Saying “I had a medical scare” seems melodramatic. It was medical but I was never really “scared.” Concerned? Yeah. Spooked? Sure. It’s just that calling it a “medical scare” seems unfair to people that actually have medical scares. Semantics aside, I woke up Friday morning with numbness and tingling in my left hand and foot, which over the course of a visit to our local urgent care facility spread to my leg, arm, and—for a delightful short period—the left side of my face.

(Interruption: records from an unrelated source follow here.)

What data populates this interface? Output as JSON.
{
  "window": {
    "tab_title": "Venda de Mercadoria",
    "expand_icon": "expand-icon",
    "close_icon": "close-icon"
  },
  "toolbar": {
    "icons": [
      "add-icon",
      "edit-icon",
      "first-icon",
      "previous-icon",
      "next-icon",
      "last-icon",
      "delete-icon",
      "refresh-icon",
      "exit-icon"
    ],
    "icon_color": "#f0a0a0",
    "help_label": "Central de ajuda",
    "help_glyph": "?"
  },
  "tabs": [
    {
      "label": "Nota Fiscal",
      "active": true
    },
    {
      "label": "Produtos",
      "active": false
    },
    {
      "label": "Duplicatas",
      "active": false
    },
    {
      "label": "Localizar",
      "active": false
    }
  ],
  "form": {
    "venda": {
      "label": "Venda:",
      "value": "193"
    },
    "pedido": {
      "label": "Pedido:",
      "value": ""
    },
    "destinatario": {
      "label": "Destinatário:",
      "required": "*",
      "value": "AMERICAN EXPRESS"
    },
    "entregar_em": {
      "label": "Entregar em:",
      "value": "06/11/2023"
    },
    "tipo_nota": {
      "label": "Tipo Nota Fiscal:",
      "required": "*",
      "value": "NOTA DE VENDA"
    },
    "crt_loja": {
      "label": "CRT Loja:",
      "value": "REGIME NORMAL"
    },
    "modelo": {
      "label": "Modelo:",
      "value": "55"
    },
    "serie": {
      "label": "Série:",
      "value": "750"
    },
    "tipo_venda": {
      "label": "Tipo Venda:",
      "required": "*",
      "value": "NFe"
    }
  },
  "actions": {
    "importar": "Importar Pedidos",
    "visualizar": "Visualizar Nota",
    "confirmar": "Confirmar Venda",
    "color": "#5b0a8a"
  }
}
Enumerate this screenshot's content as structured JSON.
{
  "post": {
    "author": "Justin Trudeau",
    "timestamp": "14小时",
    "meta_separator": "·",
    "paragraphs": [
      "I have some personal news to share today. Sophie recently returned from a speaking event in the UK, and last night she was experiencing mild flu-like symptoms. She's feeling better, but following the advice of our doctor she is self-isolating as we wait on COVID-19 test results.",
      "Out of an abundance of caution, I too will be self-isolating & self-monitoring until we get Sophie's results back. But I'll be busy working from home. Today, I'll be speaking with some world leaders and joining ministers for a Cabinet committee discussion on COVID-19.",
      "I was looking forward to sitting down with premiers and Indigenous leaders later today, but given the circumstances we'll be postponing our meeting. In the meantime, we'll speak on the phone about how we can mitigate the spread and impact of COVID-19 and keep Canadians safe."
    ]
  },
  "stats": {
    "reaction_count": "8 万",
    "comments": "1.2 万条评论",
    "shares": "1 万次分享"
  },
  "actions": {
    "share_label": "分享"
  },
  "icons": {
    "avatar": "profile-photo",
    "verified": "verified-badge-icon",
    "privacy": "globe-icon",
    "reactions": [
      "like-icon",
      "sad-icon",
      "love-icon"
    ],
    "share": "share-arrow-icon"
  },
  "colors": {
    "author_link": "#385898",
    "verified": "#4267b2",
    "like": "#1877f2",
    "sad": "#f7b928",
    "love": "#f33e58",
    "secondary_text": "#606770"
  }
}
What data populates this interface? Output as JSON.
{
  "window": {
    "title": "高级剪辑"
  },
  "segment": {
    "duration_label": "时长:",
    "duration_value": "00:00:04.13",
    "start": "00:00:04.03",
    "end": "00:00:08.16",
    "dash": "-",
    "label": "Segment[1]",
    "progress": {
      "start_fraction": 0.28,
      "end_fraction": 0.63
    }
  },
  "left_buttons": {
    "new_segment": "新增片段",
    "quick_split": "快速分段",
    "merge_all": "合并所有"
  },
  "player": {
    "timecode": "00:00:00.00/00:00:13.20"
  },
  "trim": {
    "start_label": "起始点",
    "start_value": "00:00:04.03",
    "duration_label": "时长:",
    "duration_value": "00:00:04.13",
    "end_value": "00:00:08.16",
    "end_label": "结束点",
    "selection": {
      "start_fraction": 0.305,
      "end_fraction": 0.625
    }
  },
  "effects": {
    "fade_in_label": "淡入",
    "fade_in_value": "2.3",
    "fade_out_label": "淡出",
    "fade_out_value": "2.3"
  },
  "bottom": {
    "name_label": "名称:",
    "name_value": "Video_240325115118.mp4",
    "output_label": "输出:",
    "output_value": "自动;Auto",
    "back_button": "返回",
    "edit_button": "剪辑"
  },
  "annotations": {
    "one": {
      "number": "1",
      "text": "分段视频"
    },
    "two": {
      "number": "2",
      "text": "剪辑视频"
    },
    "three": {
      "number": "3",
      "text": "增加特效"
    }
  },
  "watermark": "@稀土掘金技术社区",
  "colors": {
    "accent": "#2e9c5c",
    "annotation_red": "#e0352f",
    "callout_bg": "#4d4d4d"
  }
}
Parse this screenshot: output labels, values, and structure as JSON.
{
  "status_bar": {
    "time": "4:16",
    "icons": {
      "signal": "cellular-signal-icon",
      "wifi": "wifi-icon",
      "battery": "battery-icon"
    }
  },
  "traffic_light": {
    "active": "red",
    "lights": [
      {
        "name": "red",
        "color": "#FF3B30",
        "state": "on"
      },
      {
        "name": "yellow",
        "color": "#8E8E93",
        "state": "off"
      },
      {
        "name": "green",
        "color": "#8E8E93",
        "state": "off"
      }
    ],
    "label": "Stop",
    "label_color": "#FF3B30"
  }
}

The doctors at urgent care felt like this all warranted a visit to the emergency room and so I spent most of the day at one of the fine hospitals in our city undergoing a battery of tests. To cut to the chase, I didn’t have a stroke. Whatever was going on with the left side of my body was likely some sort of combination of a bulging disc between two vertebrae and possibly stress. So there are lessons to be learned.
To reach these conclusions, I had to get a couple of MRIs done. I had never been in an MRI machine before and I now have no desire whatsoever to get in one again. If you had asked me prior to Friday whether I was claustrophobic, I would have laughed and said, “Oh, of course not.” But after that session in a high tech coffin, I totally understand why people are afraid of enclosed spaces. I guess the thing I said at the beginning about never really being scared isn’t exactly true.